The gluten-free religion

It was lunch time and we were hungry. The mall wasn't crowded, so I spoke with a kebab vendor, we'll call him kebab vendor #1, who assured us that the skewered chicken and rice could be prepared gluten-free.

I could see that he was just throwing pita slices over the kebabs as they cooked on the grill, so I asked him to cook ours separately, which he did by setting the skewers on the unused, low heat side of the grill. They took longer to cook because the heat was not as high. Just before the kebabs were done, another employee, kebab vendor #2, innocently grabbed the skewer and stuck the chicken on high heat, right where the pita had been seconds before.

I think I probably cried, "Nooooooooooooo!" Winces all around. My freakout factor related to food preparation would have been unimaginable six months ago. Blood tests at the three month mark indicated that our celiac daughter was still getting exposure to gluten from somewhere, exposure that even in minute quantities damages her small intestines, makes her sick, and puts her at greater risk for malignancies and osteoporosis.
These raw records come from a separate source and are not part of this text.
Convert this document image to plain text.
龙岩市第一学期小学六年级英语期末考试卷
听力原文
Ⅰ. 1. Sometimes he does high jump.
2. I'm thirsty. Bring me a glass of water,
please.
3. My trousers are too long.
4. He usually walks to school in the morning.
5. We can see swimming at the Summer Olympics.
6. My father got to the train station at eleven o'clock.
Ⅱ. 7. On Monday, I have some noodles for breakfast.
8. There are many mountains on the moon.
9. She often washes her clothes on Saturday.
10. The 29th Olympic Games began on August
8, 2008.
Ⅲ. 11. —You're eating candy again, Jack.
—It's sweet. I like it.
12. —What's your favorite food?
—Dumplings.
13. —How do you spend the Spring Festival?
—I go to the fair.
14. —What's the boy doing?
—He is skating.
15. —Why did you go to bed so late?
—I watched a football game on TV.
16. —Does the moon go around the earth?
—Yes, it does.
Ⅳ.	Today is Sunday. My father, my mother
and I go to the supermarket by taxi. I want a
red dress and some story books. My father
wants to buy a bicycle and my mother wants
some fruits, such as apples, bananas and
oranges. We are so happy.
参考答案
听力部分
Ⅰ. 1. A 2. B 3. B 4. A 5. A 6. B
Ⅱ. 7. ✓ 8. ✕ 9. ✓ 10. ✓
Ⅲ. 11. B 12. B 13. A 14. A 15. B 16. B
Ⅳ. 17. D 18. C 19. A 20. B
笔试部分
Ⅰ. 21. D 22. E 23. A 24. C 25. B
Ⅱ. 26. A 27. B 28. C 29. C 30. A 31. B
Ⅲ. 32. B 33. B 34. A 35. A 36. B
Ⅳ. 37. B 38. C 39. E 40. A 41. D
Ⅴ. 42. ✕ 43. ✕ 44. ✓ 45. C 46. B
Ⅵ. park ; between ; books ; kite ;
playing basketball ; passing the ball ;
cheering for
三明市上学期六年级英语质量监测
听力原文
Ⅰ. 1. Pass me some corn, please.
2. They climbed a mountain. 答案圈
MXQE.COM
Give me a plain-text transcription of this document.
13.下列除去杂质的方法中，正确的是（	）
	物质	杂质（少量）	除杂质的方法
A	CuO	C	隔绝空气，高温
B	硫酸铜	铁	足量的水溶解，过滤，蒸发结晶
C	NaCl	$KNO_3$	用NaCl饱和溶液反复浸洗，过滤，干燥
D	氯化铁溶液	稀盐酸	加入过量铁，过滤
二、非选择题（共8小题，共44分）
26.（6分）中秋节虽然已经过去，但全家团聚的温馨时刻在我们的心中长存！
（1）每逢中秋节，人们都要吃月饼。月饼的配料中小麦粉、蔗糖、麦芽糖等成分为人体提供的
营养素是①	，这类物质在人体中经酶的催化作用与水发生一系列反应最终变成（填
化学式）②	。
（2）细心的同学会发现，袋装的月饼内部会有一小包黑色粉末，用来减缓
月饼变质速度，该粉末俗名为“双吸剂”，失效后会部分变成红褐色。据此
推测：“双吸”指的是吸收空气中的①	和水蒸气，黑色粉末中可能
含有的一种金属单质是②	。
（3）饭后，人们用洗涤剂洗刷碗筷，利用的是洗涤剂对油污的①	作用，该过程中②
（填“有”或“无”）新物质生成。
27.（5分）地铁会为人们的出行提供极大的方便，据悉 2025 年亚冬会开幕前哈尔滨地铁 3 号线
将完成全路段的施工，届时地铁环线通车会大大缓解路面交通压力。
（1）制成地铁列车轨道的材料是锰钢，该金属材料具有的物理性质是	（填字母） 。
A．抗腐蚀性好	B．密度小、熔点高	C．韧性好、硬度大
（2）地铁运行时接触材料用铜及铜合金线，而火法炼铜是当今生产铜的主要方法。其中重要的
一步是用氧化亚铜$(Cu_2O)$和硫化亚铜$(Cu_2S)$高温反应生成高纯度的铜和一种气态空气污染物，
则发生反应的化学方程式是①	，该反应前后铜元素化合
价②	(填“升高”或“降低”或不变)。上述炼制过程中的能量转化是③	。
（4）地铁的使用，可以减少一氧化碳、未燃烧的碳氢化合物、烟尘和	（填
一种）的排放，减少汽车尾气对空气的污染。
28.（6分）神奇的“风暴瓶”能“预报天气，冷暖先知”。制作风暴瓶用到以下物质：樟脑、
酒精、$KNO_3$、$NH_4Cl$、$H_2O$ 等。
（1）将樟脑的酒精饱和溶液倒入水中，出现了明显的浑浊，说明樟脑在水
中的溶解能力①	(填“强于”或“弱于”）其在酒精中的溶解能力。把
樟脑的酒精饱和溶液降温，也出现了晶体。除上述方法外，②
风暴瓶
After I explained that my daughter can't have any contact with wheat, kebab vendors #1 and #2 jointly put a fresh kebab on the 'clean,' low-heat side of the grill. It took ages to cook. In fact, my husband finished eating before ours was ready. While we were waiting, the woman came over and asked if she could ask a personal question.

Did my daughter not eat wheat, kebab vendor #2 wanted to know, because of our religion?

I am still trying to imagine the religion that would forbid the eating of wheat.